Daniel Hersog – Open Spaces (Cellar)

DANIEL HERSOG JAZZ ORCHESTRA – Open Spaces – Cellar Music (CD)

La scena canadese, che ha regalato al jazz geni assoluti come Oscar Peterson e Paul Bley, annovera ora tra i suoi alfieri un 39enne compositore, e ogni tanto trombettista sebbene non in questa incisione, nativo di Victoria che con questa sua big band di 17 elementi (non si teme la scaramanzia) ci offre un secondo disco dopo l’acclamato precedente di “Night Devoid Of Stars” (2021), un lavoro che suona fin da subito quasi fosse un evergreen e che pare profumi di sciroppo d’acero, condotto ed arrangiato in modo esemplare, oltre che ricco di spunti solistici d’eccezione, sempre ben calibrati all’interno delle partiture scritte.

Il sottotitolo di “Open Spaces” recita “Folk Songs Reimagined” con pezzi cari alle tradizioni canadesi che si trasformano in originals sviluppati secondo l’estro e le fascinazioni del compositore e conduttore. Difficile, per esempio, riconoscere Bob Dylan se il Nostro non avesse intitolato il brano “How Many Roads”, una celata riscrittura di “Blowin in the wind” in cui brilla la chitarra di uno degli ospiti celebri, il chitarrista Kurt Rosenwinckel.

La rivisitazione del capolavoro dylaniano non poteva che essere “singolo” di lancio del disco….

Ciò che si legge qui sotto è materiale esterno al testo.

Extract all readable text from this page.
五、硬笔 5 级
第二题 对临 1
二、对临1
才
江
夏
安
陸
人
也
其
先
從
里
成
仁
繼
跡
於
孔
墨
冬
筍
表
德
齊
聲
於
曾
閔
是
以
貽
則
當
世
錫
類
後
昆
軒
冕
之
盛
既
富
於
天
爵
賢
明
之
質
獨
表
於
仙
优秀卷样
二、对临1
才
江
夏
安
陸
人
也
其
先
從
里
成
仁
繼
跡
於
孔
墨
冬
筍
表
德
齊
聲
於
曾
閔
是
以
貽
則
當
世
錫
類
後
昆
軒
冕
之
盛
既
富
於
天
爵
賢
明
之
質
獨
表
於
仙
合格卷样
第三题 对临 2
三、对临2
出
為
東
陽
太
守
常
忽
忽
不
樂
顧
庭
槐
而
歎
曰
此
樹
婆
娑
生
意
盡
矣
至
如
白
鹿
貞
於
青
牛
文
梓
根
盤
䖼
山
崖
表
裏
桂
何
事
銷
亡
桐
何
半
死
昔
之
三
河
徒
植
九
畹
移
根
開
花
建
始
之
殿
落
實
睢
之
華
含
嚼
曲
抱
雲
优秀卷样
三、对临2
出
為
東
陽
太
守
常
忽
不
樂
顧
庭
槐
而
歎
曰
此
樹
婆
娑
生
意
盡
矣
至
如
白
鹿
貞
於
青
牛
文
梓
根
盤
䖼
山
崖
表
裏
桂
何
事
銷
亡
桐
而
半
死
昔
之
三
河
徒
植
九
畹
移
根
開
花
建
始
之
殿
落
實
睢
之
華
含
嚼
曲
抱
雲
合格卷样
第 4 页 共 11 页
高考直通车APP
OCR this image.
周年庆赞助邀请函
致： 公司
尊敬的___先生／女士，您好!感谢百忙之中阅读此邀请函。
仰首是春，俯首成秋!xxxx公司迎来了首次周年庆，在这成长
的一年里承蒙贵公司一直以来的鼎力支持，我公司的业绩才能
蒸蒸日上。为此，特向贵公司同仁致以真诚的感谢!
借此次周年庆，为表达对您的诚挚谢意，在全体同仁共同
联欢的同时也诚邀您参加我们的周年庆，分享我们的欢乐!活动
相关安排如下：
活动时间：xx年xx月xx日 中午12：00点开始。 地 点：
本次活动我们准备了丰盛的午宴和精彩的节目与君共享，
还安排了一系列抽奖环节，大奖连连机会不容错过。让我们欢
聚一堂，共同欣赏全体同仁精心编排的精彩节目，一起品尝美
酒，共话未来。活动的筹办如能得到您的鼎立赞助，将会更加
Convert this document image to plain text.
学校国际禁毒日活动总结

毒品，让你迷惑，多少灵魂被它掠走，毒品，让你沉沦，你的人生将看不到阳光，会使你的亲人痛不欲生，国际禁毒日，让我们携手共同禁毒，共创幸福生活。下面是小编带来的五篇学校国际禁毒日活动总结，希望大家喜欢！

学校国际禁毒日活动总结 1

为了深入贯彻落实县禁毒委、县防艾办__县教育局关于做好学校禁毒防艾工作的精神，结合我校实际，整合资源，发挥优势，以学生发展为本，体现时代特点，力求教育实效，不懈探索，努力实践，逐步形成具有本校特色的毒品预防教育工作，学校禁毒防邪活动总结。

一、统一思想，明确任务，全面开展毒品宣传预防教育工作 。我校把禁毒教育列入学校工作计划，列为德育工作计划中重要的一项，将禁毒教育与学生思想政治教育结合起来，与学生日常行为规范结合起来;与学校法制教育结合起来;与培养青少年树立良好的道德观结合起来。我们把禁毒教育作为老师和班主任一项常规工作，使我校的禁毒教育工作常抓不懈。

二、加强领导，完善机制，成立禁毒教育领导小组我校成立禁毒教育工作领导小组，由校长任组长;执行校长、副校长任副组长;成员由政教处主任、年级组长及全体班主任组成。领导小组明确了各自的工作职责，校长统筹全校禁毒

La crème della scena jazz di Vancouver, dove risiede anche l’etichetta Cellar, per questo lavoro può contare infatti anche su alcuni musicisti americani di chiara fama, come il meraviglioso polistrumentista Scott Robinson che timbra con il suo baritono uno dei vertici emozionali del disco durante l’esecuzione di “Shenandoah”, celebre classico del folk americano che gli studi di Alan Lomax ritengono attribuibile a viaggiatori franco-canadesi dell’800, e che Robinson qui esegue restituendoci la palpabile emozione che vibra dal suo sax.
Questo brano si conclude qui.